Historical population
| Census | Pop. | Note | %± |
| 2000 | 2,054 |  | — |
| 2010 | 1,887 |  | −8.1% |
| 2020 | 1,882 |  | −0.3% |
| 2023 (est.) | 1,866 |  | −0.9% |
U.S. Decennial Census

==Geography==
According to the United States Census Bureau, the township has a total area of 40.6 sqmi, of which 40.6 sqmi is land and 0.04 sqmi (0.10%) is water.
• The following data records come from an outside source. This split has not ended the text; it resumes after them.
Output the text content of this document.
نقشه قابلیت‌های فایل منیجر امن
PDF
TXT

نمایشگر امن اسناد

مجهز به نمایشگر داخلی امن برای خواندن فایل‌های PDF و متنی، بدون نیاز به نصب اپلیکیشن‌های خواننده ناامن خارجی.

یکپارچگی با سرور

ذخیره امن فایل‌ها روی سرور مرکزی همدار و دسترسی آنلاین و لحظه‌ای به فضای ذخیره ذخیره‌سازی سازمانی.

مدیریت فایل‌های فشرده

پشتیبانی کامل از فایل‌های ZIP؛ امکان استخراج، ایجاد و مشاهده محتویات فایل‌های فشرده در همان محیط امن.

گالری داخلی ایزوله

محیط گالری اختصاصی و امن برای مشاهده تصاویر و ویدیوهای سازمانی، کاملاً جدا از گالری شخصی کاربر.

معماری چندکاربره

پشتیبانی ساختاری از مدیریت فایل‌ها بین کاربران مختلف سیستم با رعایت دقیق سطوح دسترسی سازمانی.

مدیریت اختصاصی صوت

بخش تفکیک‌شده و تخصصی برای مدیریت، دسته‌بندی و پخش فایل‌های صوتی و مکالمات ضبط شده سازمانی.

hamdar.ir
Jackson Township is bordered by the Towns of Caton in Steuben County, New York and Southport in Chemung County, New York to the north, Wells Township in Bradford County to the east, Rutland Township to the south and Tioga and Lawrence Townships to the west.

==Demographics==
As of the census of 2000, there were 2,054 people, 777 households, and 599 families residing in the township. The population density was 50.6 PD/sqmi. There were 879 housing units at an average density of 21.7/sq mi (8.4/km^{2}). The racial makeup of the township was 98.64% White, 0.29% African American, 0.10% Native American, 0.10% Asian, 0.05% from other races, and 0.83% from two or more races. Hispanic or Latino of any race were 0.29% of the population.

There were 777 households, out of which 32.8% had children under the age of 18 living with them, 66.9% were married couples living together, 6.0% had a female householder with no husband present, and 22.8% were non-families. 19.3% of all households were made up of individuals, and 8.8% had someone living alone who was 65 years of age or older. The average household size was 2.58 and the average family size was 2.95.
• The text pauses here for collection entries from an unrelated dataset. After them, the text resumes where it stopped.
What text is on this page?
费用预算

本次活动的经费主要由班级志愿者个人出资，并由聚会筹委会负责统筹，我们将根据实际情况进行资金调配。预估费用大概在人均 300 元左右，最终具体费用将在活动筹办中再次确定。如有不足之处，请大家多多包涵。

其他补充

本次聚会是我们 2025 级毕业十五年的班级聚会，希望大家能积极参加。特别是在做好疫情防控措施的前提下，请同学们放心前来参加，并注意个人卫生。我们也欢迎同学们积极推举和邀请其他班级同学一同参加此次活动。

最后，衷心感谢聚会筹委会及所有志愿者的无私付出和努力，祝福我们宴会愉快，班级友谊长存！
In the township the population was spread out, with 24.3% under the age of 18, 7.8% from 18 to 24, 26.9% from 25 to 44, 26.9% from 45 to 64, and 14.0% who were 65 years of age or older. The median age was 40 years. For every 100 females, there were 101.4 males. For every 100 females age 18 and over, there were 99.7 males.

The median income for a household in the township was $33,643, and the median income for a family was $38,813. Males had a median income of $30,882 versus $21,210 for females. The per capita income for the township was $15,201. About 8.0% of families and 11.1% of the population were below the poverty line, including 13.6% of those under age 18 and 7.0% of those age 65 or over.
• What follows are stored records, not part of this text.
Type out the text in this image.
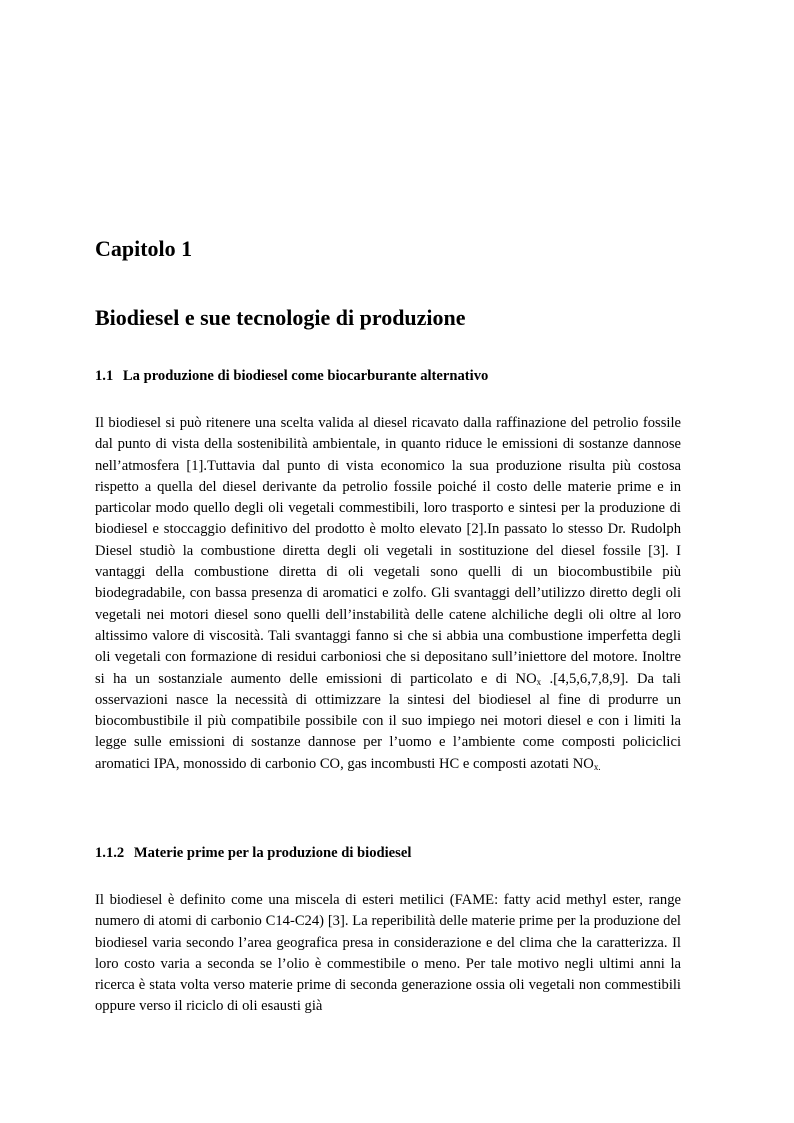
Capitolo 1
Biodiesel e sue tecnologie di produzione
1.1 La produzione di biodiesel come biocarburante alternativo

Il biodiesel si può ritenere una scelta valida al diesel ricavato dalla raffinazione del petrolio fossile dal punto di vista della sostenibilità ambientale, in quanto riduce le emissioni di sostanze dannose nell’atmosfera [1].Tuttavia dal punto di vista economico la sua produzione risulta più costosa rispetto a quella del diesel derivante da petrolio fossile poiché il costo delle materie prime e in particolar modo quello degli oli vegetali commestibili, loro trasporto e sintesi per la produzione di biodiesel e stoccaggio definitivo del prodotto è molto elevato [2].In passato lo stesso Dr. Rudolph Diesel studiò la combustione diretta degli oli vegetali in sostituzione del diesel fossile [3]. I vantaggi della combustione diretta di oli vegetali sono quelli di un biocombustibile più biodegradabile, con bassa presenza di aromatici e zolfo. Gli svantaggi dell’utilizzo diretto degli oli vegetali nei motori diesel sono quelli dell’instabilità delle catene alchiliche degli oli oltre al loro altissimo valore di viscosità. Tali svantaggi fanno si che si abbia una combustione imperfetta degli oli vegetali con formazione di residui carboniosi che si depositano sull’iniettore del motore. Inoltre si ha un sostanziale aumento delle emissioni di particolato e di $NO_x$ .[4,5,6,7,8,9]. Da tali osservazioni nasce la necessità di ottimizzare la sintesi del biodiesel al fine di produrre un biocombustibile il più compatibile possibile con il suo impiego nei motori diesel e con i limiti la legge sulle emissioni di sostanze dannose per l’uomo e l’ambiente come composti policiclici aromatici IPA, monossido di carbonio CO, gas incombusti HC e composti azotati $NO_{x.}$

1.1.2 Materie prime per la produzione di biodiesel

Il biodiesel è definito come una miscela di esteri metilici (FAME: fatty acid methyl ester, range numero di atomi di carbonio C14-C24) [3]. La reperibilità delle materie prime per la produzione del biodiesel varia secondo l’area geografica presa in considerazione e del clima che la caratterizza. Il loro costo varia a seconda se l’olio è commestibile o meno. Per tale motivo negli ultimi anni la ricerca è stata volta verso materie prime di seconda generazione ossia oli vegetali non commestibili oppure verso il riciclo di oli esausti già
==Communities and locations==
- Daggett - A village on Pennsylvania Route 549 in the eastern part of the township.
- Jackson Center - A village located in the south-central part of the township.
- Jackson Summit - A village on Pennsylvania Route 328 in the western part of the township.
- Jobs Corners - A village on Pennsylvania Route 549 in the southeast part of the township.
- Millerton - A village and census-designated place on Pennsylvania Route 328 in the northeastern part of the township.
- Trowbridge - A village on Pennsylvania Route 328 in the central part of the township, a few miles southwest of Millerton.